Abstract— A significant fraction of the Earth's prebiotic volatile inventory may have been delivered by asteroidal and cometary impacts during the period of heavy bombardment. The realization that comets are particularly rich in organic material seemed to strengthen this suggestion. Previous modeling studies, however, indicated that most organics would be entirely destroyed in large comet and asteroid impacts. The availability of new kinetic parameters for the thermal degradation of amino acids in the solid phase made it possible to readdress this question.

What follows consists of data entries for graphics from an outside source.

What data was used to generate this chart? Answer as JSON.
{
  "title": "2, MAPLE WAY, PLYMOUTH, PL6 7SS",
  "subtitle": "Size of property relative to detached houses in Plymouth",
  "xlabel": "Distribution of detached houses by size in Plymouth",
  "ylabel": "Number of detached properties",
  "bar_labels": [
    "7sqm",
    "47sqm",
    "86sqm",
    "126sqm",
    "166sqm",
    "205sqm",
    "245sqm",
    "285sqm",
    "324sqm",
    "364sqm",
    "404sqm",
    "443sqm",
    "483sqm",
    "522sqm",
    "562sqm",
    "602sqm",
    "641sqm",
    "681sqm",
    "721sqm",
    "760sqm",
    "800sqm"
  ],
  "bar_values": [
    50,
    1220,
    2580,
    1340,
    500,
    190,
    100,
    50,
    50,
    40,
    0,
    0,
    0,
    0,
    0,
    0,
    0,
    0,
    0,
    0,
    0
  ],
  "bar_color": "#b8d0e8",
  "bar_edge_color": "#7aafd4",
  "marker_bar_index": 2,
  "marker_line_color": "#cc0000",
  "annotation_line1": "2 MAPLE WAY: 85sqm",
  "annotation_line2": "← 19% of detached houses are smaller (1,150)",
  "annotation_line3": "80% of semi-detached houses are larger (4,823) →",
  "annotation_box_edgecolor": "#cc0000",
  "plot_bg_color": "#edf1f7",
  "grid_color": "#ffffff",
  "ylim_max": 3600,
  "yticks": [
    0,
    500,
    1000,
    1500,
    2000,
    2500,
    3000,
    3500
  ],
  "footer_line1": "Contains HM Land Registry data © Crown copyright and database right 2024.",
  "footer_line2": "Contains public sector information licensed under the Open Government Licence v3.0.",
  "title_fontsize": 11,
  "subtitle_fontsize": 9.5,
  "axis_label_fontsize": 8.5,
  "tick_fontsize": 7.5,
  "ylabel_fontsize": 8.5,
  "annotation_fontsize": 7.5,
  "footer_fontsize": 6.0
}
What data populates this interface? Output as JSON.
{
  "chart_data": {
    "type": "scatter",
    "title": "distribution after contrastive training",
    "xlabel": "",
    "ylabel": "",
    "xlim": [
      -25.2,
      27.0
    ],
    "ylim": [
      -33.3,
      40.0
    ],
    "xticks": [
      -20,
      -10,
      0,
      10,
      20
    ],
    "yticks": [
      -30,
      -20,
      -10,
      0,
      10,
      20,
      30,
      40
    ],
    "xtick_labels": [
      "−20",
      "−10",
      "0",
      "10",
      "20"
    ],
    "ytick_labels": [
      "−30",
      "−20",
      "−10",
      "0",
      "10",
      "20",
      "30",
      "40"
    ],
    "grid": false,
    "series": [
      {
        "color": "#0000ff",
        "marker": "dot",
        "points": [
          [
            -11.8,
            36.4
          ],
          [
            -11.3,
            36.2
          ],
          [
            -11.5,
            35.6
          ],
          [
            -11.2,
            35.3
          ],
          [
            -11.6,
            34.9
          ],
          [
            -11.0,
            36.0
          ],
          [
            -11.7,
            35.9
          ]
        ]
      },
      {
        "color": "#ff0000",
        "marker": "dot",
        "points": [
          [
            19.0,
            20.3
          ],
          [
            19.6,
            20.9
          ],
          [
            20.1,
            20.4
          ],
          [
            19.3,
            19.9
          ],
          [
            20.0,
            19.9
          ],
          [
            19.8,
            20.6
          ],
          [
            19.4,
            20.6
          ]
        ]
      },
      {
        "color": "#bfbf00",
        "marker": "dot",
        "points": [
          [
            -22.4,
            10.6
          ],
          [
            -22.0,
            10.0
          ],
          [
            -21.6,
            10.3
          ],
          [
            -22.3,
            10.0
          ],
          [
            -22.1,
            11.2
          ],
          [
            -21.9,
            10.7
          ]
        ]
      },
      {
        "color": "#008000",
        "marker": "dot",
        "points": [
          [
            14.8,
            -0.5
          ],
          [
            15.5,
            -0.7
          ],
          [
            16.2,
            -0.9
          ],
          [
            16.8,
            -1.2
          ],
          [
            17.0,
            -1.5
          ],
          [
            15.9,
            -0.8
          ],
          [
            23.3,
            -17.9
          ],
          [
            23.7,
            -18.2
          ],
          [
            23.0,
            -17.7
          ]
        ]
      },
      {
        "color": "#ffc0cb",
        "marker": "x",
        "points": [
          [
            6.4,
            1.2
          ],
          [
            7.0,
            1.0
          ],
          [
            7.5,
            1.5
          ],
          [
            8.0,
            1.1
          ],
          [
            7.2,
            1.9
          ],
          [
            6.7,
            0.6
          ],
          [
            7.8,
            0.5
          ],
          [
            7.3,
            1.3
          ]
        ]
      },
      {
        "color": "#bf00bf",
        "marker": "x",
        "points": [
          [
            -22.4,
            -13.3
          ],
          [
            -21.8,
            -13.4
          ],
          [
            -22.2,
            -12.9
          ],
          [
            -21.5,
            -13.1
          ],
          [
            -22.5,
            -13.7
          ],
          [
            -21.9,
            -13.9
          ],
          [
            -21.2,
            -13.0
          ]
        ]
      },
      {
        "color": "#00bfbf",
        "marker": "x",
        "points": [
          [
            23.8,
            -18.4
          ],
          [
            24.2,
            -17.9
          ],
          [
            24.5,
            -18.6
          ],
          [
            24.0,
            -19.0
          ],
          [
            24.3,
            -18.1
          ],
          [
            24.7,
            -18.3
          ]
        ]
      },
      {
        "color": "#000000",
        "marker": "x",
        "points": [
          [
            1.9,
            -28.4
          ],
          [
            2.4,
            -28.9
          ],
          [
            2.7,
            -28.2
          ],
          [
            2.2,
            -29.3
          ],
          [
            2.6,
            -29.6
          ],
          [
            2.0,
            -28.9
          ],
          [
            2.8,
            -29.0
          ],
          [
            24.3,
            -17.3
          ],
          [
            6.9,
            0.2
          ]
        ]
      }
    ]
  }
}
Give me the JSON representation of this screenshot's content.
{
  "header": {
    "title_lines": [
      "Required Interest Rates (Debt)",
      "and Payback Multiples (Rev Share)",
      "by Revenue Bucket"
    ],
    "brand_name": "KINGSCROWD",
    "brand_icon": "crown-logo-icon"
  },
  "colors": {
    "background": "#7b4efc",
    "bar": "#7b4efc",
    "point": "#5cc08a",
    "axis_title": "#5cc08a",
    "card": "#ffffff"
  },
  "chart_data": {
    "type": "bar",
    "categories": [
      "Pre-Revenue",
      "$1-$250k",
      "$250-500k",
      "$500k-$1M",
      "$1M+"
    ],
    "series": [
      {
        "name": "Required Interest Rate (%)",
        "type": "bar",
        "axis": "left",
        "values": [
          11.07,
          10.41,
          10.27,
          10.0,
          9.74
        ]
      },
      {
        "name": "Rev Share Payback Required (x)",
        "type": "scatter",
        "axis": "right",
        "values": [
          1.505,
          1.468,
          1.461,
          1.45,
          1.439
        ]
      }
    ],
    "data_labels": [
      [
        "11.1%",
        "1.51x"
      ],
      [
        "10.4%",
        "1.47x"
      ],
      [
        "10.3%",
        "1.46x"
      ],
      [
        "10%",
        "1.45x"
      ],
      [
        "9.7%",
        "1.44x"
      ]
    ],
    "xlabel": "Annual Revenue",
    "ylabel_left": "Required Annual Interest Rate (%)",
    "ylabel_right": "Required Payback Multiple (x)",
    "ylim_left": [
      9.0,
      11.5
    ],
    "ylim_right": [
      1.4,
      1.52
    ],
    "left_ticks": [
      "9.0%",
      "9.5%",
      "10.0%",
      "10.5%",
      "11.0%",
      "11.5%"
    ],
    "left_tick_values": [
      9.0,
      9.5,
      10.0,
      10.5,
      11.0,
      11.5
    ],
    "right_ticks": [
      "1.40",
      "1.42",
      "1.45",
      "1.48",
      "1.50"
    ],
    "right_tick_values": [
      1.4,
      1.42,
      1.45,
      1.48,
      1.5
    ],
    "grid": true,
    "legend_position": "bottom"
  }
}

We present the results of new high-resolution hydrocode simulations of asteroid and comet impact coupled with recent experimental data for amino acid pyrolysis in the solid phase. Differences due to impact velocity as well as projectile material have been investigated. Effects of angle of impacts were also addressed. The results suggest that some amino acids would survive the shock heating of large (kilometer-radius) cometary impacts. At the time of the origins of life on Earth, the steady-state oceanic concentration of certain amino acids (like aspartic and glutamic acid) delivered by comets could have equaled or substantially exceeded concentrations due to Miller-Urey synthesis in a CO2-rich atmosphere. Furthermore, in the unlikely case of a grazing impact (impact angle ∼5° from the horizontal), an amount of some amino acids comparable to that due to the background steady-state production or delivery would be delivered to the early Earth.